Construction site meeting minutes always follow the same structure: a header (project, date, meeting number), attendance, items discussed per trade, decisions, snags, then follow-up actions with an owner and a due date. A fixed template makes the document fast to write, easy to read, and hard to dispute.
What are site meeting minutes for?
Site meeting minutes are the official memory of the project. They record what was decided, by whom, and what remains to be done. Circulated to everyone after each meeting, they prevent misunderstandings, secure snag tracking, and serve as evidence if a disagreement arises.
The standard structure
1. The header
Project name, address, client, project manager, date, meeting number and the date of the next one. These details make each document easy to file and find.
2. The attendance list
Who was present, excused and absent, with their role (client, project manager, trades by package). Attendance is what makes decisions enforceable.
3. Items discussed, trade by trade
Go through each trade (structure, plumbing, electrics…) and note progress, issues and decisions. Numbering the items makes them easy to follow from one meeting to the next.
4. Snags (reserves)
Record the defects raised, the company responsible and the deadline to fix them. A snag stays open until it is cleared and verified.
5. Follow-up actions
Every decision becomes an action: what, who, by when. This is the most useful section — it turns the meeting into concrete, tracked commitments.
Common mistakes to avoid
- Writing from memory that evening. Details get lost; capture them on site.

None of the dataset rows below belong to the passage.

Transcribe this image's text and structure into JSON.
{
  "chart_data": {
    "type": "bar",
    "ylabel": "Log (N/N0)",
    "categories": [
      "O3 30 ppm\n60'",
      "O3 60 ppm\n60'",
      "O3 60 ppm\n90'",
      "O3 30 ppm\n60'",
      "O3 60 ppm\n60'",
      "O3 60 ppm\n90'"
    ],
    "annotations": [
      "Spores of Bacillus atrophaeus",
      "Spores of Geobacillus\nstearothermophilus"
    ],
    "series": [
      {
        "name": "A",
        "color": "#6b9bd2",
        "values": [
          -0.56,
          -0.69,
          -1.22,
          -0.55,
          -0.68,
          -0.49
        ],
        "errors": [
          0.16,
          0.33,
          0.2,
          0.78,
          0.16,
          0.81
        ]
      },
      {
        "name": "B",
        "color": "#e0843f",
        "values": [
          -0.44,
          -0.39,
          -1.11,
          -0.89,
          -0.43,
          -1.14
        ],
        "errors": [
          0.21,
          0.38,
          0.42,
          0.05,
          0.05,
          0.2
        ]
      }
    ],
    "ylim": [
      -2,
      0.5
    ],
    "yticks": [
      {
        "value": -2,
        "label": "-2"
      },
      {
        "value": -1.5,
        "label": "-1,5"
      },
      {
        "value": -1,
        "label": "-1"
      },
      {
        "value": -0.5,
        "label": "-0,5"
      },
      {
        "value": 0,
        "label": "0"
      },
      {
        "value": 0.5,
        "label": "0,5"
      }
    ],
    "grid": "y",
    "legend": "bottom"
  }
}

- Leaving out the owner or due date of an action — it won't get followed up.
- Not numbering items and snags: they become impossible to track over time.
- Circulating too late. Useful minutes go out within 24–48 hours.
Good minutes don't narrate the meeting — they list traceable decisions and actions.
Frequently asked questions
What should site meeting minutes include?
A header (project, date, meeting number), attendance, items per trade, decisions, snags, and follow-up actions with an owner and a due date.
Who writes the minutes?
Usually the project manager or site supervisor who chairs the meeting, then circulates them to all attendees.
Are they legally binding?
When circulated and left uncontested within the stated period, they are taken as accepted, and serve as a record of decisions and snags.